Simons: Do you have a particular place you like to go when you are plotting and writing?
Larsen: This studio. I’ve got a whole room for it. I just sit at my desk and blast the doomiest doom music I can and just sit in the world for a minute. I quit smoking so that’s been rough, because smoking has been a part of my writing process. I would go out for a cigarette and you are just staring into the middle distance just thinking it through while you are having a cigarette. Now I make tea so…. [Laugh]
Simons: I noticed that your panels tend to have very little blank space. You do backgrounds, which is somewhat unusual these days.
Larsen: I love doing backgrounds. I’ve never hated doing backgrounds. I was one of those very annoying kids in class that did a full background behind the characters and everyone was like ‘Why did you draw all that?’ and I was like ‘Why didn’t you?’
I like context for things. I love pulling us back to see a whole bunch of shit. The background’s a character. It’s part of the story. I feel like backgrounds do, even if its just a little bit, they do as much to tell the story as any amount of words you put on the page.
I wanted to make sure that everything looks full, and lived in, and not something out of an IKEA catalogue. That’s my biggest goal with the background: that its not an IKEA catalogue background.
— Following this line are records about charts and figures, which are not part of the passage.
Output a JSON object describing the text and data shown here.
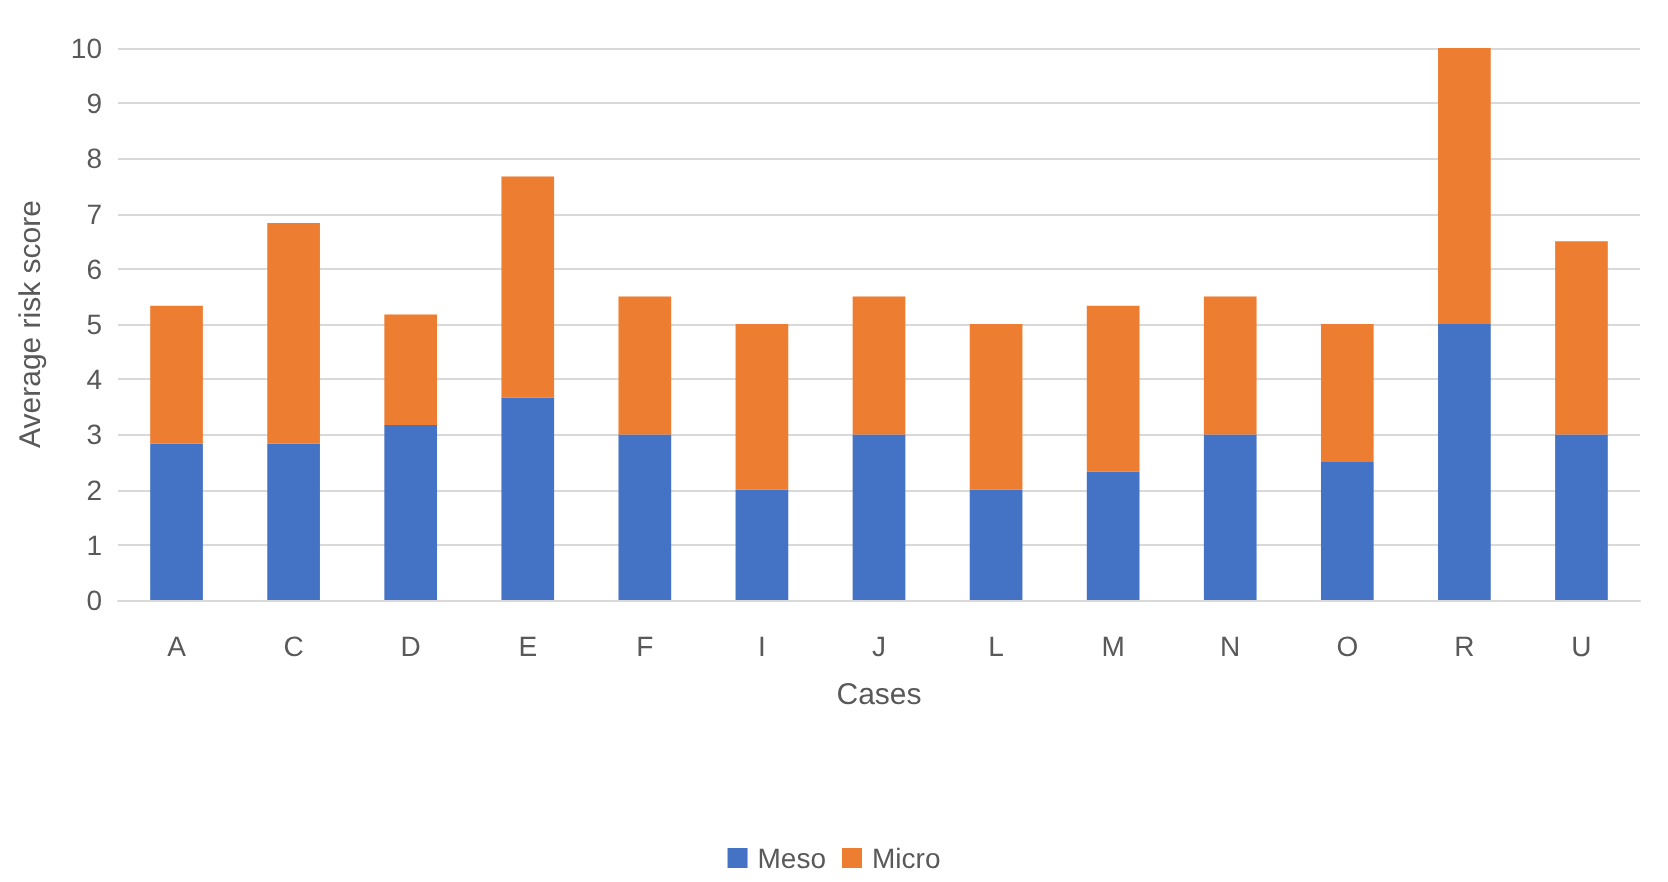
{
  "chart_data": {
    "type": "bar",
    "stacked": true,
    "xlabel": "Cases",
    "ylabel": "Average risk score",
    "categories": [
      "A",
      "C",
      "D",
      "E",
      "F",
      "I",
      "J",
      "L",
      "M",
      "N",
      "O",
      "R",
      "U"
    ],
    "series": [
      {
        "name": "Meso",
        "color": "#4472c4",
        "values": [
          2.83,
          2.83,
          3.17,
          3.67,
          3,
          2,
          3,
          2,
          2.33,
          3,
          2.5,
          5,
          3
        ]
      },
      {
        "name": "Micro",
        "color": "#ed7d31",
        "values": [
          2.5,
          4,
          2,
          4,
          2.5,
          3,
          2.5,
          3,
          3,
          2.5,
          2.5,
          5,
          3.5
        ]
      }
    ],
    "ylim": [
      0,
      10
    ],
    "yticks": [
      0,
      1,
      2,
      3,
      4,
      5,
      6,
      7,
      8,
      9,
      10
    ],
    "grid": "y",
    "legend": "bottom"
  }
}
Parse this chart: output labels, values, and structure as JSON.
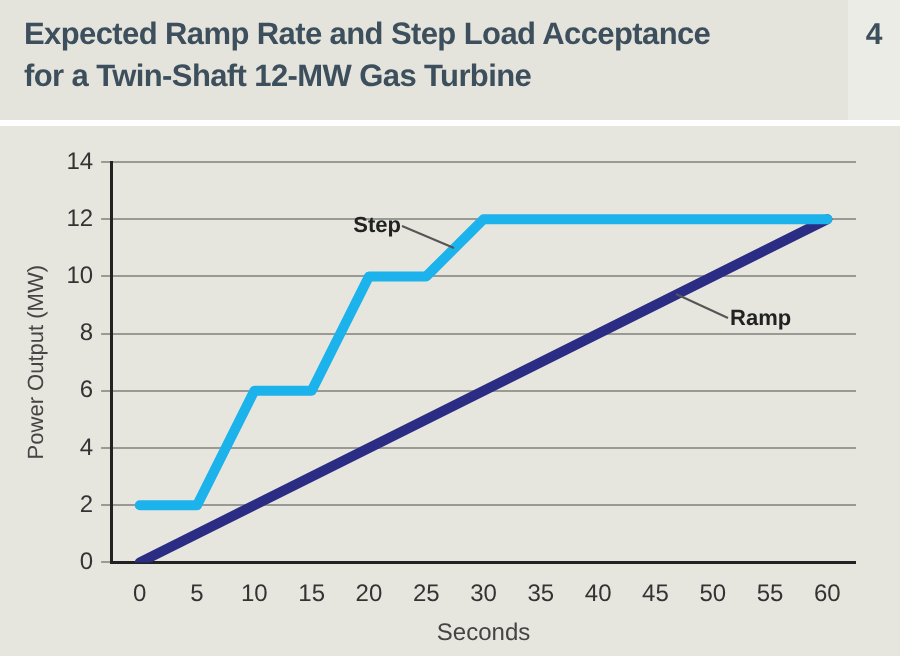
{
  "chart_data": {
    "type": "line",
    "title": "Expected Ramp Rate and Step Load Acceptance for a Twin-Shaft 12-MW Gas Turbine",
    "annotations": [
      "4"
    ],
    "xlabel": "Seconds",
    "ylabel": "Power Output (MW)",
    "series": [
      {
        "name": "Step",
        "color": "#1cb2ec",
        "x": [
          0,
          5,
          10,
          15,
          20,
          25,
          30,
          60
        ],
        "values": [
          2,
          2,
          6,
          6,
          10,
          10,
          12,
          12
        ]
      },
      {
        "name": "Ramp",
        "color": "#2b2c84",
        "x": [
          0,
          60
        ],
        "values": [
          0,
          12
        ]
      }
    ],
    "xlim": [
      -2.5,
      62.5
    ],
    "xticks": [
      0,
      5,
      10,
      15,
      20,
      25,
      30,
      35,
      40,
      45,
      50,
      55,
      60
    ],
    "ylim": [
      0,
      14
    ],
    "yticks": [
      0,
      2,
      4,
      6,
      8,
      10,
      12,
      14
    ],
    "grid": "y",
    "legend": false,
    "marker": "none",
    "line_style": "solid"
  }
}
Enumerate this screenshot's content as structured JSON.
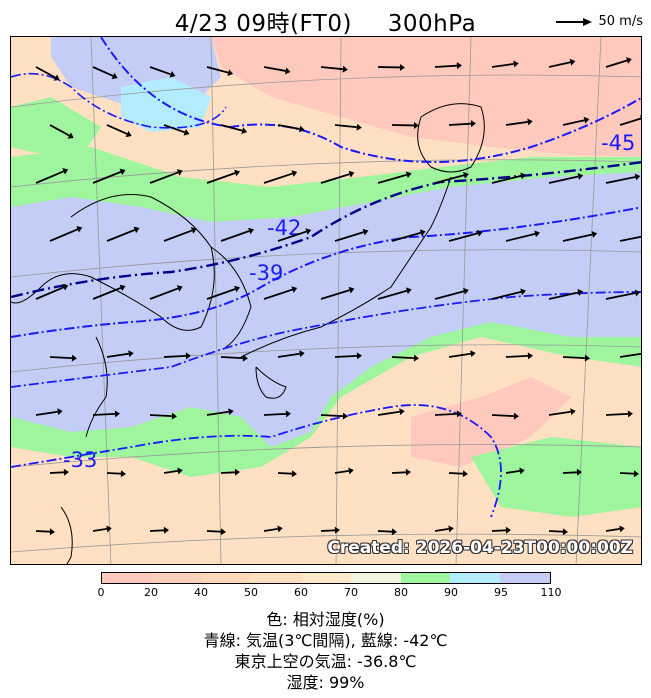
{
  "header": {
    "datetime": "4/23 09時(FT0)",
    "level": "300hPa",
    "wind_reference": "50 m/s"
  },
  "map": {
    "created_stamp": "Created: 2026-04-23T00:00:00Z",
    "contour_labels": [
      "-45",
      "-42",
      "-39",
      "-33"
    ],
    "colors": {
      "rh_0_20": "#ffc9bd",
      "rh_20_50": "#ffd9b8",
      "rh_50_70": "#ffe8c9",
      "rh_70_80": "#e6f7d9",
      "rh_80_90": "#9ef59e",
      "rh_90_95": "#b3ecff",
      "rh_95_110": "#c4cdf5",
      "temp_contour": "#1a1aff",
      "temp_highlight": "#00008b",
      "wind_arrow": "#000000"
    }
  },
  "colorbar": {
    "ticks": [
      "0",
      "20",
      "40",
      "50",
      "60",
      "70",
      "80",
      "90",
      "95",
      "110"
    ],
    "bins": [
      "#ffc9bd",
      "#ffd0bb",
      "#ffd9b8",
      "#ffe0c2",
      "#ffe8c9",
      "#f0f7e0",
      "#9ef59e",
      "#b3ecff",
      "#c4cdf5"
    ]
  },
  "info": {
    "line1": "色: 相対湿度(%)",
    "line2": "青線: 気温(3℃間隔), 藍線: -42℃",
    "line3": "東京上空の気温: -36.8℃",
    "line4": "湿度: 99%"
  }
}
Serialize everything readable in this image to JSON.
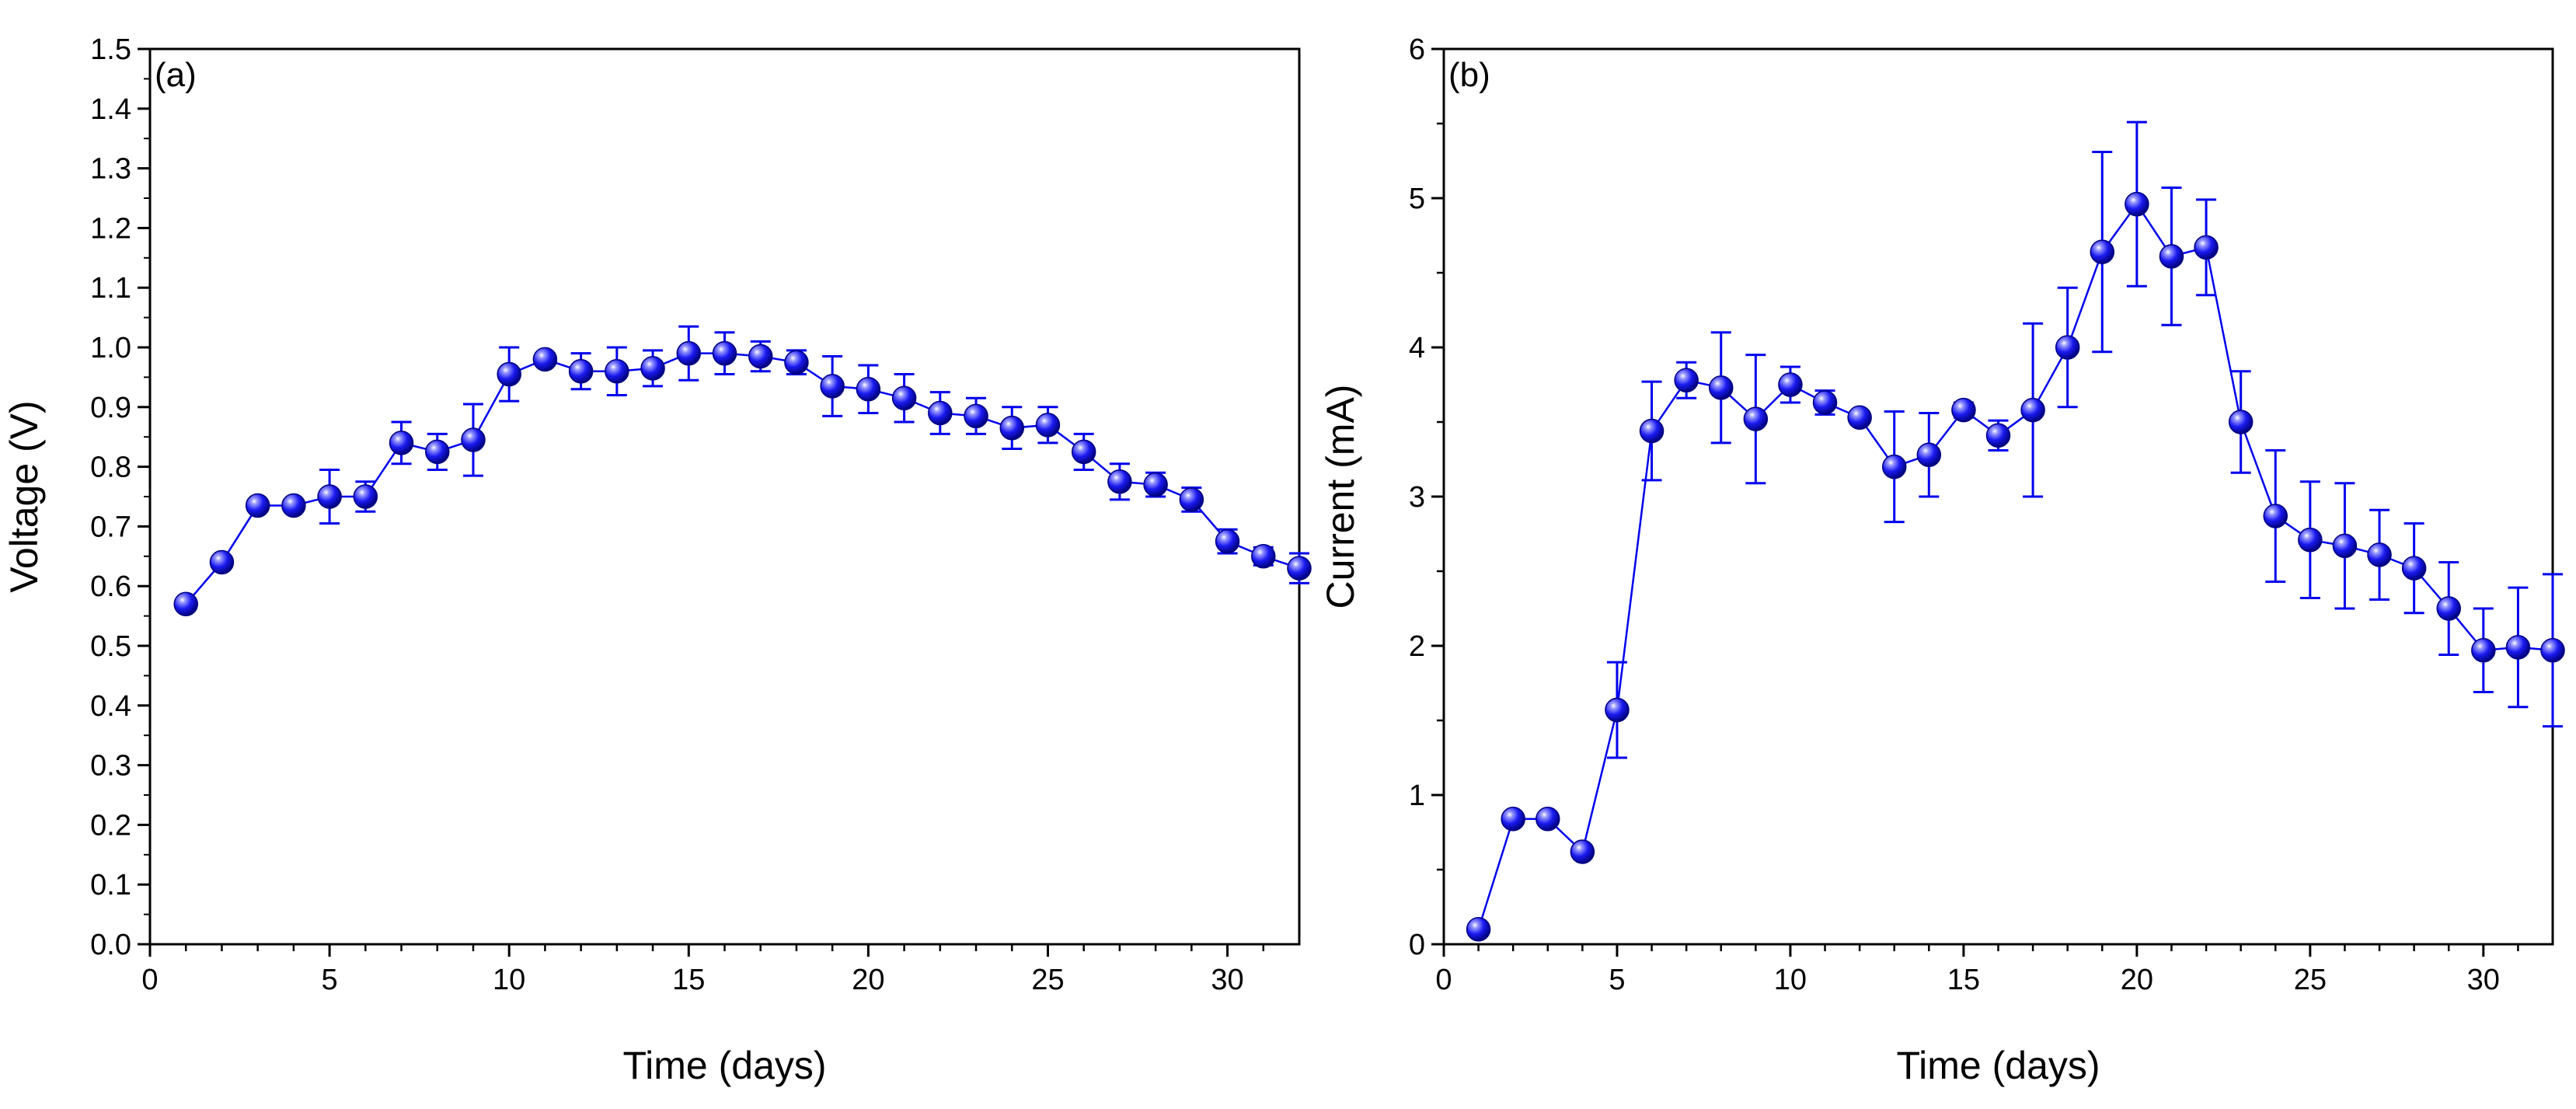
{
  "chart_data": [
    {
      "type": "line",
      "panel_label": "(a)",
      "title": "",
      "xlabel": "Time (days)",
      "ylabel": "Voltage (V)",
      "xlim": [
        0,
        32
      ],
      "ylim": [
        0,
        1.5
      ],
      "x_ticks": [
        0,
        5,
        10,
        15,
        20,
        25,
        30
      ],
      "x_tick_labels": [
        "0",
        "5",
        "10",
        "15",
        "20",
        "25",
        "30"
      ],
      "y_ticks": [
        0,
        0.1,
        0.2,
        0.3,
        0.4,
        0.5,
        0.6,
        0.7,
        0.8,
        0.9,
        1.0,
        1.1,
        1.2,
        1.3,
        1.4,
        1.5
      ],
      "y_tick_labels": [
        "0.0",
        "0.1",
        "0.2",
        "0.3",
        "0.4",
        "0.5",
        "0.6",
        "0.7",
        "0.8",
        "0.9",
        "1.0",
        "1.1",
        "1.2",
        "1.3",
        "1.4",
        "1.5"
      ],
      "grid": false,
      "color": "#0000ee",
      "series": [
        {
          "name": "Voltage",
          "x": [
            1,
            2,
            3,
            4,
            5,
            6,
            7,
            8,
            9,
            10,
            11,
            12,
            13,
            14,
            15,
            16,
            17,
            18,
            19,
            20,
            21,
            22,
            23,
            24,
            25,
            26,
            27,
            28,
            29,
            30,
            31,
            32
          ],
          "y": [
            0.57,
            0.64,
            0.735,
            0.735,
            0.75,
            0.75,
            0.84,
            0.825,
            0.845,
            0.955,
            0.98,
            0.96,
            0.96,
            0.965,
            0.99,
            0.99,
            0.985,
            0.975,
            0.935,
            0.93,
            0.915,
            0.89,
            0.885,
            0.865,
            0.87,
            0.825,
            0.775,
            0.77,
            0.745,
            0.675,
            0.65,
            0.63
          ],
          "err": [
            0.0,
            0.0,
            0.0,
            0.0,
            0.045,
            0.025,
            0.035,
            0.03,
            0.06,
            0.045,
            0.01,
            0.03,
            0.04,
            0.03,
            0.045,
            0.035,
            0.025,
            0.02,
            0.05,
            0.04,
            0.04,
            0.035,
            0.03,
            0.035,
            0.03,
            0.03,
            0.03,
            0.02,
            0.02,
            0.02,
            0.015,
            0.025
          ]
        }
      ]
    },
    {
      "type": "line",
      "panel_label": "(b)",
      "title": "",
      "xlabel": "Time (days)",
      "ylabel": "Current (mA)",
      "xlim": [
        0,
        32
      ],
      "ylim": [
        0,
        6
      ],
      "x_ticks": [
        0,
        5,
        10,
        15,
        20,
        25,
        30
      ],
      "x_tick_labels": [
        "0",
        "5",
        "10",
        "15",
        "20",
        "25",
        "30"
      ],
      "y_ticks": [
        0,
        1,
        2,
        3,
        4,
        5,
        6
      ],
      "y_tick_labels": [
        "0",
        "1",
        "2",
        "3",
        "4",
        "5",
        "6"
      ],
      "grid": false,
      "color": "#0000ee",
      "series": [
        {
          "name": "Current",
          "x": [
            1,
            2,
            3,
            4,
            5,
            6,
            7,
            8,
            9,
            10,
            11,
            12,
            13,
            14,
            15,
            16,
            17,
            18,
            19,
            20,
            21,
            22,
            23,
            24,
            25,
            26,
            27,
            28,
            29,
            30,
            31,
            32
          ],
          "y": [
            0.1,
            0.84,
            0.84,
            0.62,
            1.57,
            3.44,
            3.78,
            3.73,
            3.52,
            3.75,
            3.63,
            3.53,
            3.2,
            3.28,
            3.58,
            3.41,
            3.58,
            4.0,
            4.64,
            4.96,
            4.61,
            4.67,
            3.5,
            2.87,
            2.71,
            2.67,
            2.61,
            2.52,
            2.25,
            1.97,
            1.99,
            1.97
          ],
          "err": [
            0.0,
            0.0,
            0.0,
            0.0,
            0.32,
            0.33,
            0.12,
            0.37,
            0.43,
            0.12,
            0.08,
            0.04,
            0.37,
            0.28,
            0.05,
            0.1,
            0.58,
            0.4,
            0.67,
            0.55,
            0.46,
            0.32,
            0.34,
            0.44,
            0.39,
            0.42,
            0.3,
            0.3,
            0.31,
            0.28,
            0.4,
            0.51
          ]
        }
      ]
    }
  ]
}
Simons: Wrapping this up, for someone reading the book. When they finish the series what do you hope will be the first thing for them to think?
Larsen: [One of] Two things. I hope if you liked it you’d think “Whaaaat” because there is a big reveal at the end. I want the reveal to be like you read it and you like [slams book on the ground]. Like that. [Laughs] Or utterly hate it.
I think you either want to be on board 100% or be like ‘This is bullshit, why would this even be printed?’. I don’t what ‘Meh’. I want either that is the weirdest thing you ever read and you never want to read it again, or it’s the weirdest thing you ever read and you want more of that. And also throw down the book. [Laughs]
ORCS! #3 is out now from all fine comic book stores.